The cancer of breasts is developing unabated across the globe amid hazardous lifestyle habits and lesser awareness. No proper treatment is available when the disease in its advanced stage. Even the mammograms which are advisable to women and men both to detect tumors in breast so as to understand its stage is also not popular among them in the light of less awareness.

In such a scenario, doctors are on the hunt for biological targets that could help them produce a breast cancer vaccine.

Researchers say, vaccines are typically developed only after knowing the clear targets such as a virus or bacteria that are required to be attacked by the vaccine to terminate the disease. Till today, scientists don’t even know what causes most breast cancers.

But researchers do know it’s possible for viruses to cause cancer, says James Gulley, a researcher at the National Cancer Institute who has worked on vaccines to treat prostate cancer.


The actual cause that leads to breast cancers is still unknown. Virus, called HMTV, or human mammary tumor virus, has been found in 40% of breast tumors. HMTV seems particularly common in a rare but often deadly form of breast cancer, called inflammatory breast cancer, according to a 2010 study in Cancer.  Gulley says, another virus HPV causes not only cervical tumors, but cancers of the head and neck, as well as the vulva, vagina, penis and anus. Moreover, Hepatitis B can cause liver cancer and the Epstein-Barr virus can lead to at least three types of lymphomas. Scientists don’t know if HMTV caused those cancers.

For doctors there are more questions than answers about the role infections might play in breast cancer.

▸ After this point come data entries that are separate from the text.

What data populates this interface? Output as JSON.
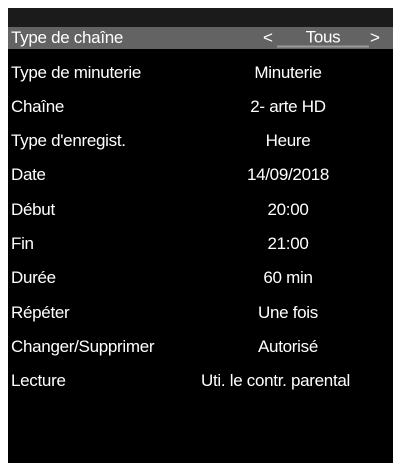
{
  "menu": {
    "selected": {
      "label": "Type de chaîne",
      "value": "Tous",
      "arrow_left": "<",
      "arrow_right": ">"
    },
    "rows": [
      {
        "label": "Type de minuterie",
        "value": "Minuterie"
      },
      {
        "label": "Chaîne",
        "value": "2- arte HD"
      },
      {
        "label": "Type d'enregist.",
        "value": "Heure"
      },
      {
        "label": "Date",
        "value": "14/09/2018"
      },
      {
        "label": "Début",
        "value": "20:00"
      },
      {
        "label": "Fin",
        "value": "21:00"
      },
      {
        "label": "Durée",
        "value": "60 min"
      },
      {
        "label": "Répéter",
        "value": "Une fois"
      },
      {
        "label": "Changer/Supprimer",
        "value": "Autorisé"
      },
      {
        "label": "Lecture",
        "value": "Uti. le contr. parental"
      }
    ]
  },
  "colors": {
    "background": "#000000",
    "selected_row": "#636363",
    "text": "#ffffff"
  }
}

In a bid to crack the mystery, the National Breast Cancer Coalition has organized a vaccine initiative called the Artemis Project. Seed grants will allow researchers to scour breast cancer genomes — the tumors’ entire collection of genes — to look for infectious microbes.

The Avon Foundation for Women has committed $6 million to learning whether infections contribute to breast cancer. Scientists will study 1,000 breast cancer samples whose genomes have been sequenced, looking for signs of viruses or bacteria.

Doctors from the Cleveland Clinic are taking a slightly different approach to developing a preventive vaccine, focusing on a protein expressed on cancer cells, but not healthy tissue, except during lactation. This research is in some of the earliest stages, and has been tested only on mice.

Other scientists are taking a related approach, testing treatment vaccines designed to prevent tumors from metastasizing, or spreading, to other organs, a condition that is fatal.

The doctors’ believe there approach will be result oriented and they will soon be able to develop vaccines for the deadly disease.